Article 2 : Descriptif de la mesure
Chaque trimestre civil ouvre droit au versement d’une prime de 100 euros bruts dès lors qu’il n’est pas enregistré, pour le salarié répondant aux conditions de l’article 1 du présent accord :
Un arrêt pour maladie non professionnelle ou accident non professionnel
Une journée d’absence non autorisée.
Préavis non effectué dans le cadre d’un licenciement
Mise à pied disciplinaire
Si l’un ou l’autre des motifs d’absence ci-dessus est constaté dans le trimestre, la prime est égale à zéro.
Article 3 : Reprise du versement
L’arrêt de travail ne sera comptabilisé que pour le trimestre où il a été initialement enregistré.
Toutefois, la reprise du versement sur le trimestre suivant sera conditionnée à la reprise effective du travail sur ce trimestre.
Article 4 : Absences n’affectant pas le droit à versement
Les absences qui suivent n’affectent pas le droit au versement de la prime d’assiduité :
congé maternité ;
congé paternité ;
heures de délégation ;
formation ;
accident du travail ;
accident de trajet ;
maladie professionnelle ;
congés payés ;
habillage ;
congés ancienneté ;
jours de repos ;
heures de récupération.
En dehors de cette liste, seront également exclues toutes les absences autorisées n’emportant pas suspension du contrat de travail.
Article 5 : Versement de la prime
La prime d’assiduité est versée le mois qui suit le trimestre considéré.
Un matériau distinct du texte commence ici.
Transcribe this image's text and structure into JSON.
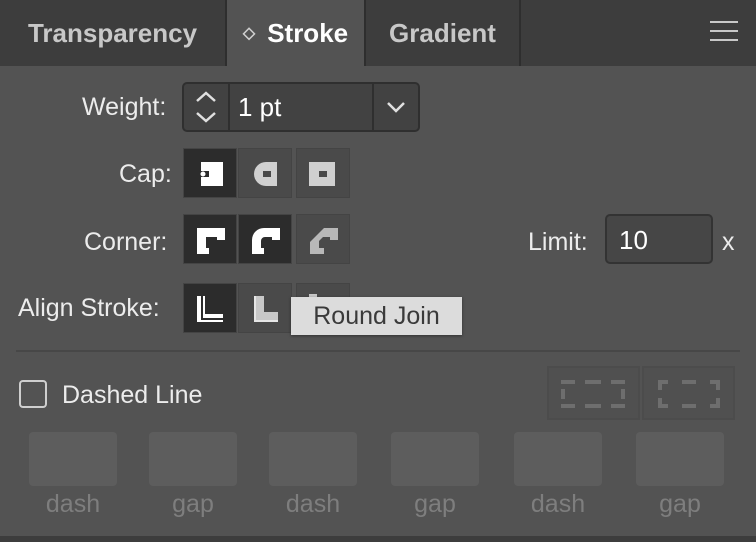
{
  "tabs": [
    {
      "label": "Transparency",
      "active": false
    },
    {
      "label": "Stroke",
      "active": true,
      "indicator": "◇"
    },
    {
      "label": "Gradient",
      "active": false
    }
  ],
  "panel_menu_icon": "hamburger-menu-icon",
  "weight": {
    "label": "Weight:",
    "value": "1 pt"
  },
  "cap": {
    "label": "Cap:",
    "options": [
      "butt-cap-icon",
      "round-cap-icon",
      "projecting-cap-icon"
    ],
    "selected": 0
  },
  "corner": {
    "label": "Corner:",
    "options": [
      "miter-join-icon",
      "round-join-icon",
      "bevel-join-icon"
    ],
    "selected": 0
  },
  "limit": {
    "label": "Limit:",
    "value": "10",
    "unit": "x"
  },
  "align_stroke": {
    "label": "Align Stroke:",
    "options": [
      "align-center-icon",
      "align-inside-icon",
      "align-outside-icon"
    ],
    "selected": 0
  },
  "tooltip": "Round Join",
  "dashed_line": {
    "label": "Dashed Line",
    "checked": false
  },
  "dash_fields": [
    "dash",
    "gap",
    "dash",
    "gap",
    "dash",
    "gap"
  ],
  "colors": {
    "panel": "#535353",
    "tabbar": "#3d3d3d",
    "selected_button": "#2c2c2c"
  }
}
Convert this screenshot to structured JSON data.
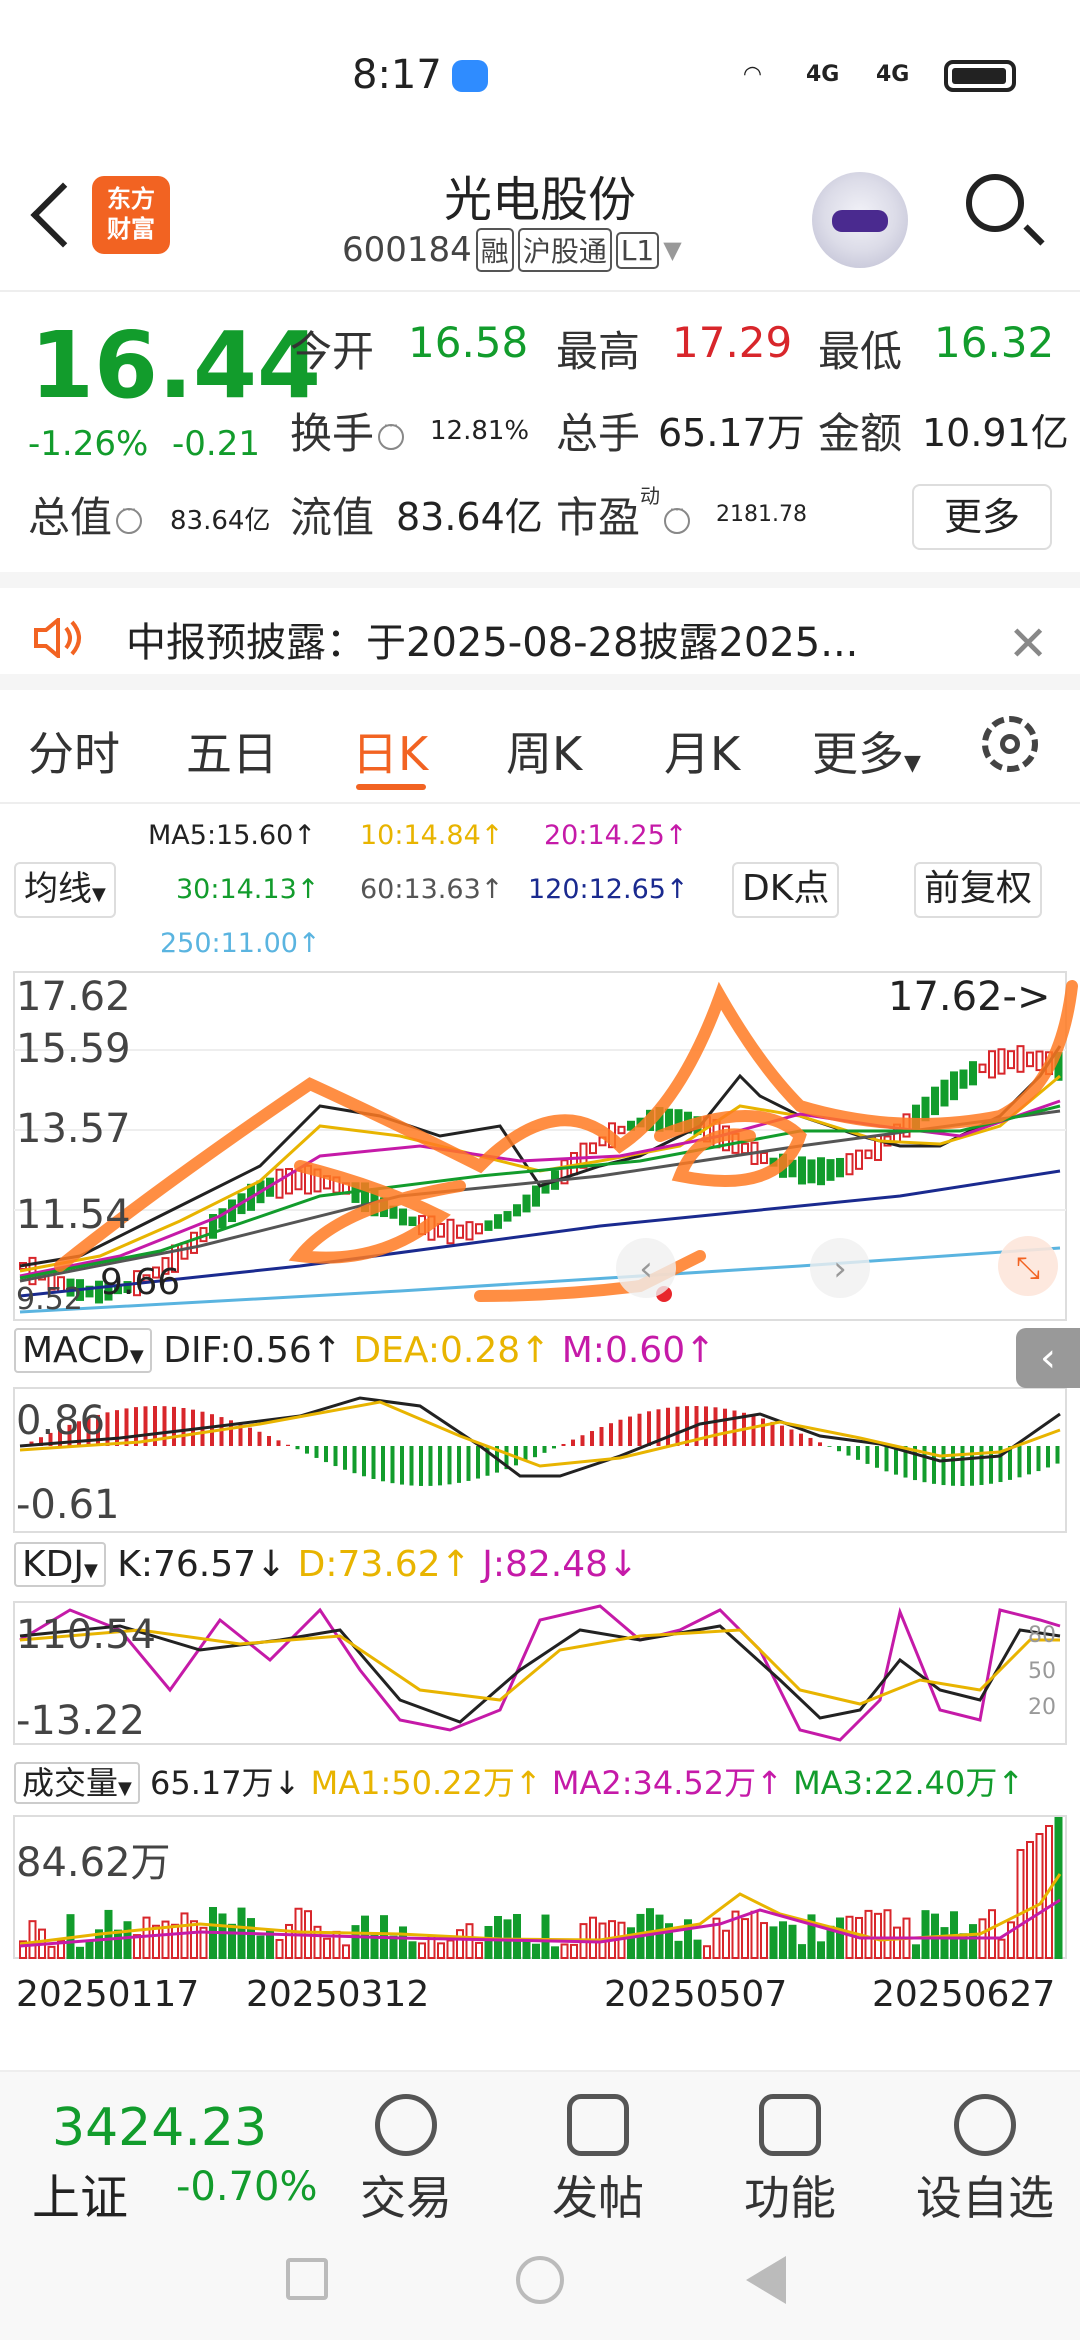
{
  "status": {
    "time": "8:17",
    "net1": "4G",
    "net2": "4G"
  },
  "header": {
    "stock_name": "光电股份",
    "code": "600184",
    "tags": [
      "融",
      "沪股通",
      "L1"
    ],
    "logo_line1": "东方",
    "logo_line2": "财富"
  },
  "quote": {
    "price": "16.44",
    "chg_pct": "-1.26%",
    "chg_abs": "-0.21",
    "open_label": "今开",
    "open": "16.58",
    "high_label": "最高",
    "high": "17.29",
    "low_label": "最低",
    "low": "16.32",
    "turnover_label": "换手",
    "turnover": "12.81%",
    "vol_label": "总手",
    "vol": "65.17万",
    "amount_label": "金额",
    "amount": "10.91亿",
    "mktcap_label": "总值",
    "mktcap": "83.64亿",
    "float_label": "流值",
    "float": "83.64亿",
    "pe_label": "市盈",
    "pe_sup": "动",
    "pe": "2181.78",
    "more": "更多"
  },
  "notice": {
    "text": "中报预披露：于2025-08-28披露2025..."
  },
  "tabs": [
    "分时",
    "五日",
    "日K",
    "周K",
    "月K",
    "更多"
  ],
  "ma": {
    "ma5": "MA5:15.60↑",
    "ma10": "10:14.84↑",
    "ma20": "20:14.25↑",
    "ma30": "30:14.13↑",
    "ma60": "60:13.63↑",
    "ma120": "120:12.65↑",
    "ma250": "250:11.00↑",
    "selector": "均线",
    "dk": "DK点",
    "adjust": "前复权"
  },
  "kchart": {
    "axis": [
      "17.62",
      "15.59",
      "13.57",
      "11.54",
      "9.52"
    ],
    "high_marker": "17.62->",
    "low_marker": "9.66"
  },
  "macd": {
    "selector": "MACD",
    "dif": "DIF:0.56↑",
    "dea": "DEA:0.28↑",
    "m": "M:0.60↑",
    "axis_top": "0.86",
    "axis_bot": "-0.61"
  },
  "kdj": {
    "selector": "KDJ",
    "k": "K:76.57↓",
    "d": "D:73.62↑",
    "j": "J:82.48↓",
    "axis_top": "110.54",
    "axis_bot": "-13.22",
    "r1": "80",
    "r2": "50",
    "r3": "20"
  },
  "volume": {
    "selector": "成交量",
    "vol": "65.17万↓",
    "ma1": "MA1:50.22万↑",
    "ma2": "MA2:34.52万↑",
    "ma3": "MA3:22.40万↑",
    "axis_top": "84.62万"
  },
  "dates": [
    "20250117",
    "20250312",
    "20250507",
    "20250627"
  ],
  "bottom": {
    "index_val": "3424.23",
    "index_name": "上证",
    "index_chg": "-0.70%",
    "nav": [
      "交易",
      "发帖",
      "功能",
      "设自选"
    ]
  },
  "colors": {
    "down": "#129c2c",
    "up": "#d8262b",
    "accent": "#f26322",
    "ma10": "#e8b400",
    "ma20": "#c51aa8",
    "ma120": "#1a2a8f",
    "ma250": "#5ab4e0"
  }
}
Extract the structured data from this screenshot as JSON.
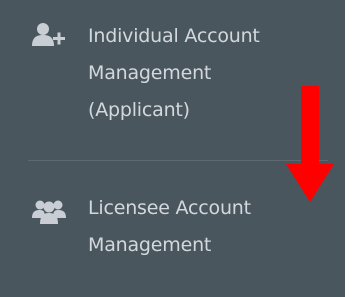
{
  "menu": {
    "items": [
      {
        "icon": "add-user-icon",
        "label_lines": [
          "Individual Account",
          "Management",
          "(Applicant)"
        ]
      },
      {
        "icon": "users-group-icon",
        "label_lines": [
          "Licensee Account",
          "Management"
        ]
      }
    ]
  },
  "annotation": {
    "icon": "red-down-arrow-icon",
    "color": "#ff0000"
  },
  "colors": {
    "sidebar_background": "#4a565e",
    "text": "#d3d8dc",
    "icon": "#c8ced3",
    "divider": "#5d6a72"
  }
}
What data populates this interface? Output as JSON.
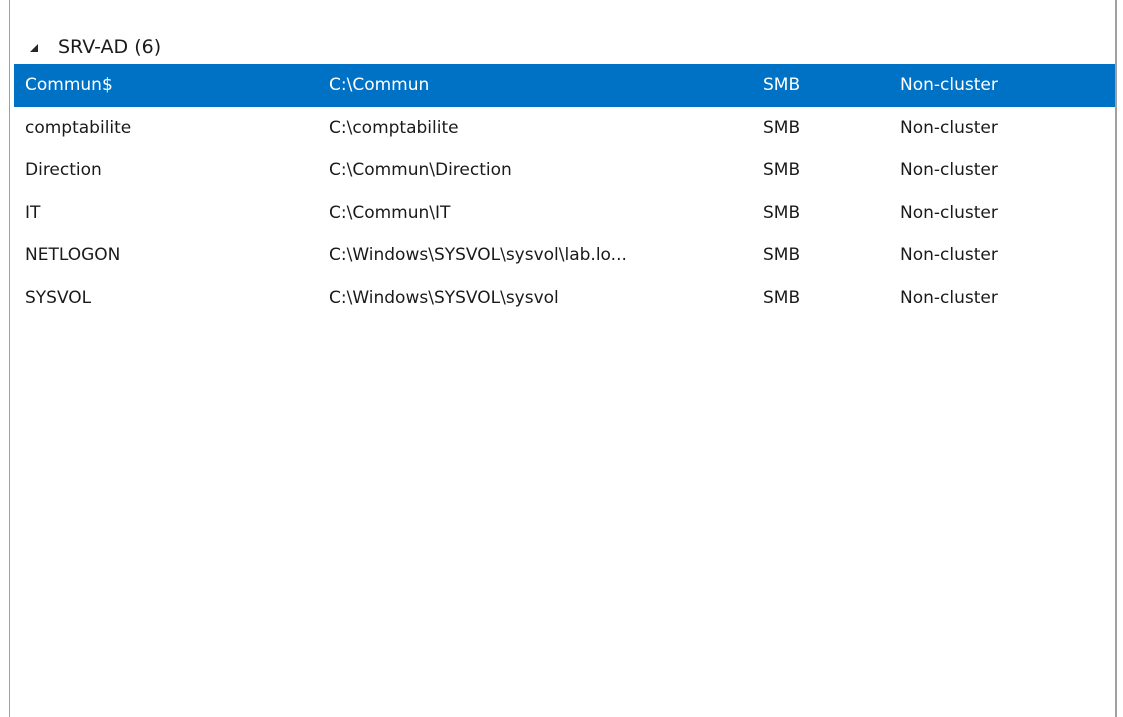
{
  "group": {
    "label": "SRV-AD (6)"
  },
  "shares": [
    {
      "name": "Commun$",
      "path": "C:\\Commun",
      "protocol": "SMB",
      "availability": "Non-cluster",
      "selected": true
    },
    {
      "name": "comptabilite",
      "path": "C:\\comptabilite",
      "protocol": "SMB",
      "availability": "Non-cluster",
      "selected": false
    },
    {
      "name": "Direction",
      "path": "C:\\Commun\\Direction",
      "protocol": "SMB",
      "availability": "Non-cluster",
      "selected": false
    },
    {
      "name": "IT",
      "path": "C:\\Commun\\IT",
      "protocol": "SMB",
      "availability": "Non-cluster",
      "selected": false
    },
    {
      "name": "NETLOGON",
      "path": "C:\\Windows\\SYSVOL\\sysvol\\lab.lo...",
      "protocol": "SMB",
      "availability": "Non-cluster",
      "selected": false
    },
    {
      "name": "SYSVOL",
      "path": "C:\\Windows\\SYSVOL\\sysvol",
      "protocol": "SMB",
      "availability": "Non-cluster",
      "selected": false
    }
  ],
  "colors": {
    "selection": "#0072c6",
    "selection_text": "#ffffff",
    "text": "#1a1a1a"
  }
}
Article 6 : Date d’effet et durée de l’accord
Le présent accord s’applique à compter du 1er juillet 2022 Il est conclu pour une durée d’un an et prendra donc fin le 30 juin 2023. Il pourra cependant être dénoncé sous réserve de respecter les dispositions réglementaires relatives aux dénonciations d’accords.
Article 7 : Dépôt et publicité
Le présent accord sera notifié, dès sa conclusion, aux organisations syndicales représentatives au sein de l’Entreprise.
Le présent accord sera notifié, dès sa conclusion, aux organisations syndicales représentatives au sein de l’Entreprise. Le présent accord est soumis aux formalités de dépôt et de publicité prévues par le Code du travail. Le présent accord sera conclu en 6 exemplaires originaux pour l’entreprise, pour les syndicats signataires, et pour assurer les formalités de dépôt et de publicité de l’accord. La Direction procédera aux formalités de publicité prescrites par les articles L.2231-6 et D.2231-2 du nouveau Code du travail. Le présent accord sera déposé par l’entreprise, sur la plateforme de téléprocédure du ministères du travail www.teleaccords.travail-emploi.gouv.fr. Un exemplaire sera également remis au secrétariat-greffe du Conseil de Prud’hommes d’Annonay.